Se a minha lista de filmes a assistir falasse
Existe um local onde os filmes que quero assistir entram para nunca mais sair, uma espécie de Caverna do Dragão cinematográfica. Só que o que deveria ser um porto seguro para não perder tempo rolando timelines infinitas, se torna um daqueles monstros gelatinosos dos filmes do século passado que vão engolindo tudo pelo caminho e crescendo até se tornarem seres incontroláveis.
É na seção minha lista dos serviços de streaming que eu coloco produções que parecem razoavelmente interessantes numa quarentena onde quase nada consegue ver a luz dos meus olhos.
Se a minha lista de filmes a assistir falasse, ela pediria mais justiça. Ela diria que clássicos são clássicos não é à toa e que velho é o mundo.
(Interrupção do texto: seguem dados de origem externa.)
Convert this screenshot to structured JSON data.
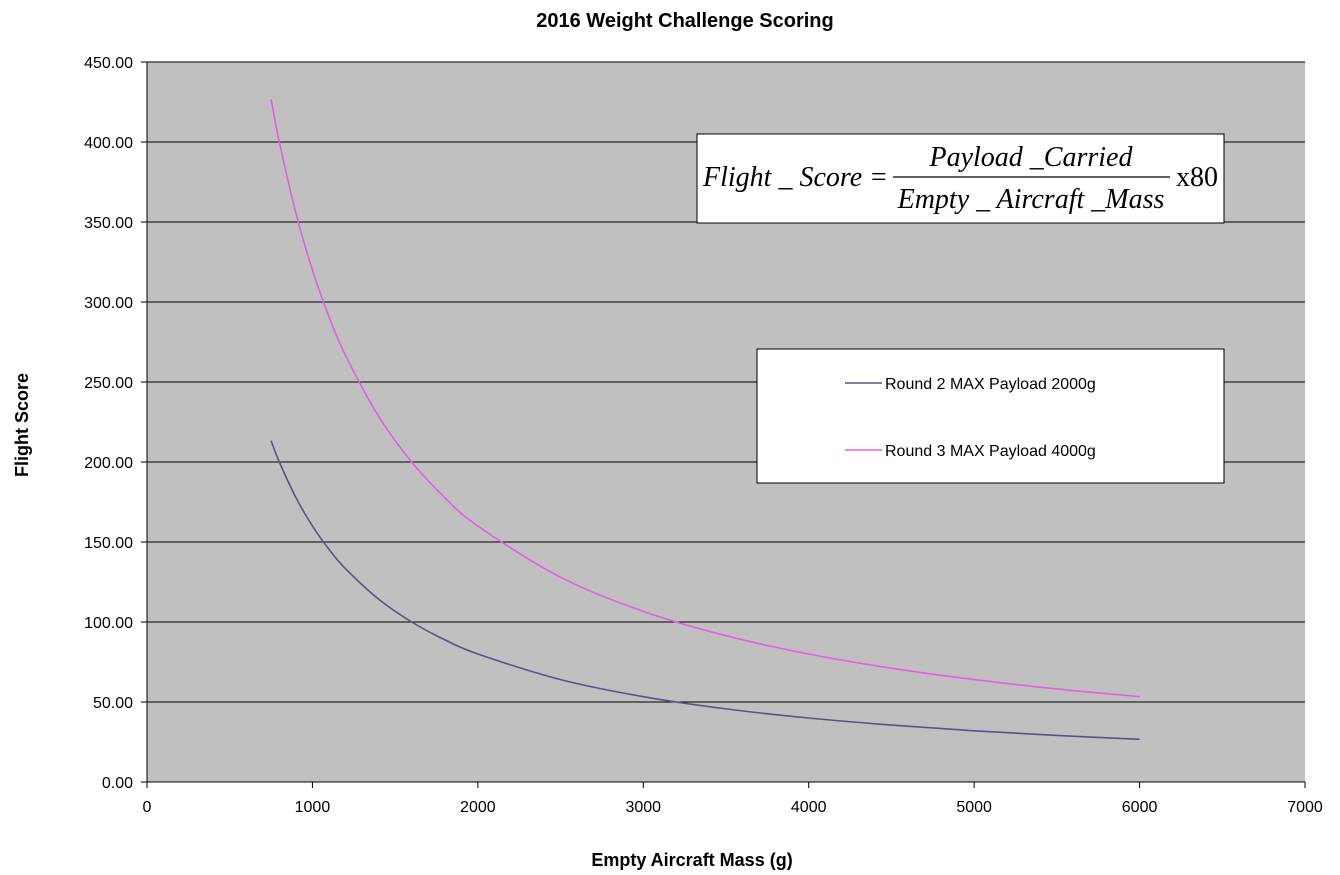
{
  "chart_data": {
    "type": "line",
    "title": "2016 Weight Challenge  Scoring",
    "xlabel": "Empty Aircraft Mass (g)",
    "ylabel": "Flight  Score",
    "xlim": [
      0,
      7000
    ],
    "ylim": [
      0,
      450
    ],
    "x_ticks": [
      "0",
      "1000",
      "2000",
      "3000",
      "4000",
      "5000",
      "6000",
      "7000"
    ],
    "y_ticks": [
      "0.00",
      "50.00",
      "100.00",
      "150.00",
      "200.00",
      "250.00",
      "300.00",
      "350.00",
      "400.00",
      "450.00"
    ],
    "grid": true,
    "plot_background": "#c0c0c0",
    "legend_position": "right-middle",
    "series": [
      {
        "name": "Round 2 MAX Payload 2000g",
        "color": "#55558a",
        "x": [
          750,
          800,
          900,
          1000,
          1100,
          1200,
          1400,
          1600,
          1800,
          2000,
          2500,
          3000,
          3500,
          4000,
          4500,
          5000,
          5500,
          6000
        ],
        "y": [
          213.33,
          200.0,
          177.78,
          160.0,
          145.45,
          133.33,
          114.29,
          100.0,
          88.89,
          80.0,
          64.0,
          53.33,
          45.71,
          40.0,
          35.56,
          32.0,
          29.09,
          26.67
        ]
      },
      {
        "name": "Round 3 MAX Payload 4000g",
        "color": "#e060e0",
        "x": [
          750,
          800,
          900,
          1000,
          1100,
          1200,
          1400,
          1600,
          1800,
          2000,
          2500,
          3000,
          3500,
          4000,
          4500,
          5000,
          5500,
          6000
        ],
        "y": [
          426.67,
          400.0,
          355.56,
          320.0,
          290.91,
          266.67,
          228.57,
          200.0,
          177.78,
          160.0,
          128.0,
          106.67,
          91.43,
          80.0,
          71.11,
          64.0,
          58.18,
          53.33
        ]
      }
    ],
    "annotation": {
      "lhs": "Flight _ Score =",
      "numerator": "Payload _Carried",
      "denominator": "Empty _ Aircraft _Mass",
      "multiplier": "x80"
    }
  }
}
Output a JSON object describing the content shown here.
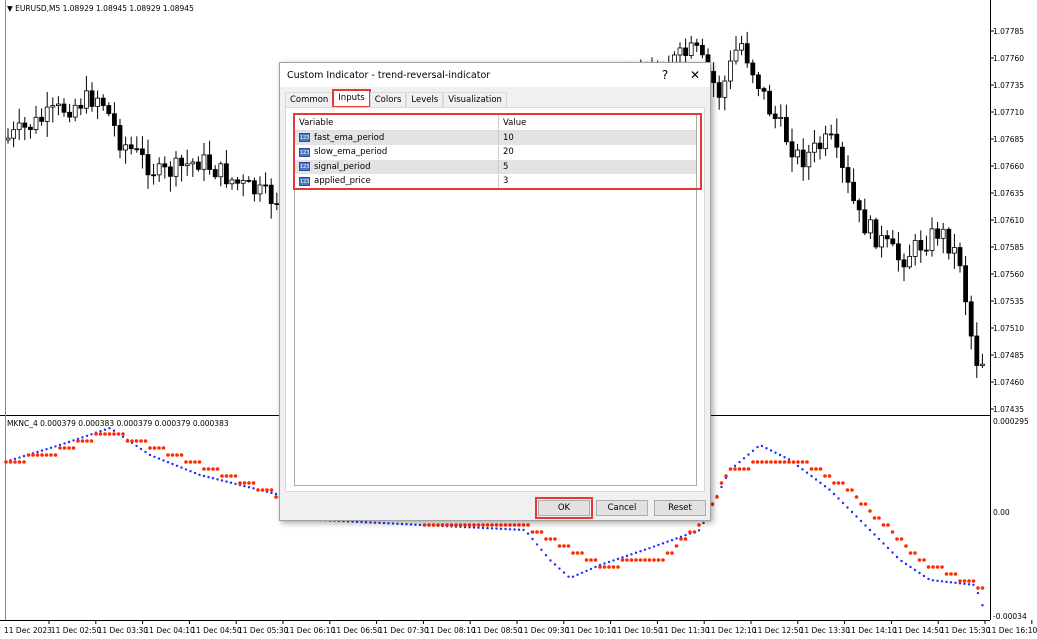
{
  "chart": {
    "symbol_info": "EURUSD,M5  1.08929 1.08945 1.08929 1.08945",
    "price_axis": [
      "1.07785",
      "1.07760",
      "1.07735",
      "1.07710",
      "1.07685",
      "1.07660",
      "1.07635",
      "1.07610",
      "1.07585",
      "1.07560",
      "1.07535",
      "1.07510",
      "1.07485",
      "1.07460",
      "1.07435"
    ],
    "indicator_info": "MKNC_4 0.000379 0.000383 0.000379 0.000379 0.000383",
    "indicator_axis": [
      "0.000295",
      "0.00",
      "-0.00034"
    ],
    "time_axis": [
      "11 Dec 2023",
      "11 Dec 02:50",
      "11 Dec 03:30",
      "11 Dec 04:10",
      "11 Dec 04:50",
      "11 Dec 05:30",
      "11 Dec 06:10",
      "11 Dec 06:50",
      "11 Dec 07:30",
      "11 Dec 08:10",
      "11 Dec 08:50",
      "11 Dec 09:30",
      "11 Dec 10:10",
      "11 Dec 10:50",
      "11 Dec 11:30",
      "11 Dec 12:10",
      "11 Dec 12:50",
      "11 Dec 13:30",
      "11 Dec 14:10",
      "11 Dec 14:50",
      "11 Dec 15:30",
      "11 Dec 16:10"
    ],
    "colors": {
      "signal_dots": "#ff2a00",
      "main_dots": "#1a2cff",
      "bull_candle": "#ffffff",
      "bear_candle": "#000000"
    }
  },
  "dialog": {
    "title": "Custom Indicator - trend-reversal-indicator",
    "help": "?",
    "close": "✕",
    "tabs": [
      {
        "label": "Common"
      },
      {
        "label": "Inputs",
        "active": true
      },
      {
        "label": "Colors"
      },
      {
        "label": "Levels"
      },
      {
        "label": "Visualization"
      }
    ],
    "columns": [
      "Variable",
      "Value"
    ],
    "inputs": [
      {
        "name": "fast_ema_period",
        "value": "10",
        "icon": "123"
      },
      {
        "name": "slow_ema_period",
        "value": "20",
        "icon": "123"
      },
      {
        "name": "signal_period",
        "value": "5",
        "icon": "123"
      },
      {
        "name": "applied_price",
        "value": "3",
        "icon": "123"
      }
    ],
    "buttons": {
      "ok": "OK",
      "cancel": "Cancel",
      "reset": "Reset"
    }
  }
}
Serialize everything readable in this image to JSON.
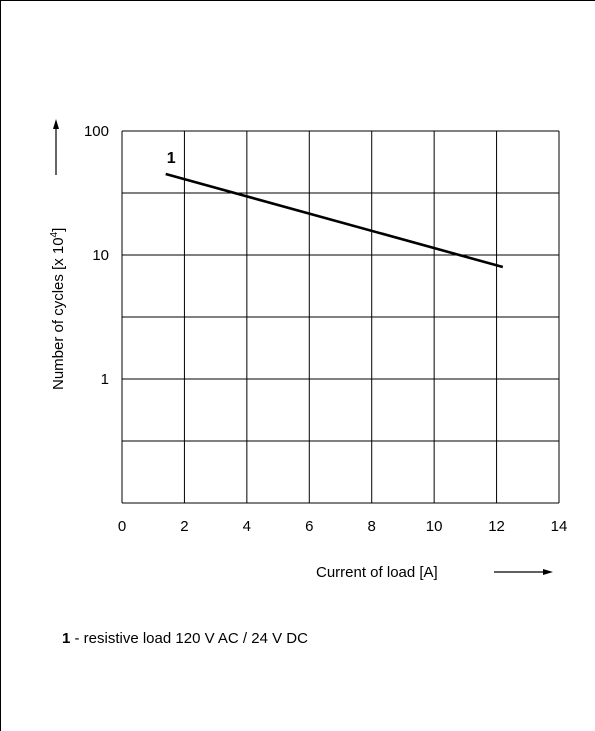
{
  "chart_data": {
    "type": "line",
    "xlabel": "Current of load [A]",
    "ylabel_base": "Number of cycles [x 10",
    "ylabel_exp": "4",
    "ylabel_close": "]",
    "x_ticks": [
      "0",
      "2",
      "4",
      "6",
      "8",
      "10",
      "12",
      "14"
    ],
    "y_ticks": [
      "100",
      "10",
      "1"
    ],
    "y_scale": "log",
    "xlim": [
      0,
      14
    ],
    "ylim": [
      0.1,
      100
    ],
    "grid": true,
    "series": [
      {
        "name": "1",
        "x": [
          1.4,
          12.2
        ],
        "y": [
          45,
          8
        ]
      }
    ]
  },
  "legend": {
    "key": "1",
    "text": " - resistive load 120 V AC / 24 V DC"
  }
}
Vivemos num estado de urgência tão insano, que uma produção lançada no mês passado já é velha demais para ser lembrada.
Nunca parece a hora certa para ver o vencedor do Oscar de 1971, ou aquele filme cinco estrelas de 1932 que o mundo inteiro já assistiu, menos você. Doi menos fingir que você já o viu, dar respostas vagas ou desconversar do que sentar no sofá ou deitar na cama com o celular encostado entre os travesseiros para, finalmente, corrigir uma suposta falha de caráter.
“Como assim você nunca assistiu Cidadão Kane?”
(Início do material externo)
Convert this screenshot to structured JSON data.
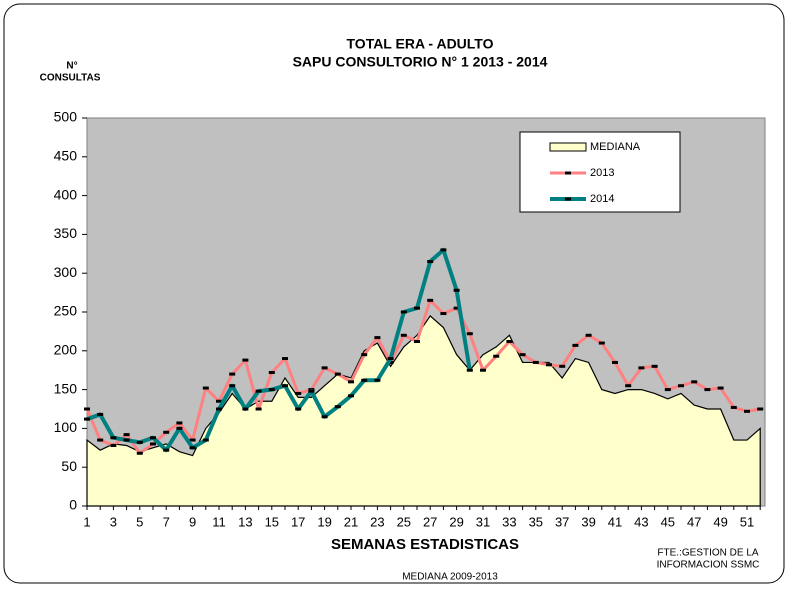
{
  "chart_data": {
    "type": "line",
    "title": "TOTAL ERA - ADULTO",
    "subtitle": "SAPU CONSULTORIO N° 1   2013 - 2014",
    "y_label": [
      "N°",
      "CONSULTAS"
    ],
    "x_label": "SEMANAS ESTADISTICAS",
    "annotations": [
      "FTE.:GESTION DE LA",
      "INFORMACION SSMC",
      "MEDIANA 2009-2013"
    ],
    "categories": [
      1,
      null,
      3,
      null,
      5,
      null,
      7,
      null,
      9,
      null,
      11,
      null,
      13,
      null,
      15,
      null,
      17,
      null,
      19,
      null,
      21,
      null,
      23,
      null,
      25,
      null,
      27,
      null,
      29,
      null,
      31,
      null,
      33,
      null,
      35,
      null,
      37,
      null,
      39,
      null,
      41,
      null,
      43,
      null,
      45,
      null,
      47,
      null,
      49,
      null,
      51,
      null
    ],
    "ylim": [
      0,
      500
    ],
    "yticks": [
      0,
      50,
      100,
      150,
      200,
      250,
      300,
      350,
      400,
      450,
      500
    ],
    "grid": false,
    "legend": "upper right",
    "background": "#c0c0c0",
    "series": [
      {
        "name": "MEDIANA",
        "color": "#ffffcc",
        "kind": "area",
        "values": [
          85,
          72,
          80,
          78,
          70,
          75,
          80,
          70,
          65,
          100,
          120,
          145,
          125,
          135,
          135,
          165,
          140,
          140,
          155,
          170,
          165,
          200,
          210,
          180,
          205,
          220,
          245,
          230,
          195,
          175,
          195,
          205,
          220,
          185,
          185,
          185,
          165,
          190,
          185,
          150,
          145,
          150,
          150,
          145,
          138,
          145,
          130,
          125,
          125,
          85,
          85,
          100
        ]
      },
      {
        "name": "2013",
        "color": "#ff8080",
        "kind": "line",
        "values": [
          125,
          85,
          78,
          92,
          68,
          80,
          95,
          107,
          85,
          152,
          135,
          170,
          188,
          125,
          172,
          190,
          145,
          150,
          178,
          170,
          160,
          195,
          217,
          185,
          220,
          212,
          265,
          248,
          255,
          222,
          175,
          193,
          212,
          195,
          185,
          182,
          180,
          207,
          220,
          210,
          185,
          155,
          178,
          180,
          150,
          155,
          160,
          150,
          152,
          127,
          122,
          125
        ]
      },
      {
        "name": "2014",
        "color": "#008080",
        "kind": "line",
        "values": [
          112,
          118,
          88,
          85,
          82,
          88,
          72,
          100,
          75,
          85,
          125,
          155,
          125,
          148,
          150,
          155,
          125,
          148,
          115,
          128,
          142,
          162,
          162,
          190,
          250,
          255,
          315,
          330,
          278,
          175,
          null,
          null,
          null,
          null,
          null,
          null,
          null,
          null,
          null,
          null,
          null,
          null,
          null,
          null,
          null,
          null,
          null,
          null,
          null,
          null,
          null,
          null
        ]
      }
    ]
  }
}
“O Poderoso Chefão é o melhor filme de todos os tempos. Ah para, todo mundo já assistiu. Você tá brincando… não é?”
Se a minha de filmes a assistir falasse, ela diria que preferia não ter nem nascido. Para que viver uma vida sem propósito? Ela diria que o pior sentimento que alguém pode possuir é o de inadequação, aquele aperto vazio que surge no peito quando ela acorda para mais um dia achando que não serve para nada.
Tem dias que acordo animado e começo a fazer uma limpa. Removo filmes que achei que queria ver, mas sinto que não quero mais. Finjo que estava fora de mim no dia e vou limpando tudo até restarem meia dúzia deles. Com 20 ou 30 fica difícil escolher, mas com poucos títulos parece que é algo finito e possível. Deixo naquele ponto que fica tudo factível, em que uma semana parece o suficiente para zerar a lista e seguir em paz com a minha vida.
Só que a semana seguinte chega com novidades e você não tem apenas uma lista, são várias espalhadas por aí. Novas fornadas chegam e todos os serviços despejam toneladas de novos (ou recauchutados) títulos. Você não vai dar conta de tudo, você é humano (ou pelo menos acredita que é).
Você quer apenas olhar melhor uma capa ou ler a sinopse de um dos integrantes daquela lista de nome inusitado e divertido que o seu serviço de streaming criou, mas sem pedir licença rola uma cena em background. Um drone faz uma tomada aérea linda na floresta, você precisa ver isto, mas fica na dúvida. Essa dúvida gera uma criança com uma voz mansa que cutuca sua mente e te faz apertar o ‘+’ para adicionar à sua lista. Você ainda não sabe, mas essa criança se transformará logo mais num monstro gelatinoso.
Um ciclo sem fim de coisas que você nunca vai ter tempo de terminar, 1001 filmes para você morrer antes de ver.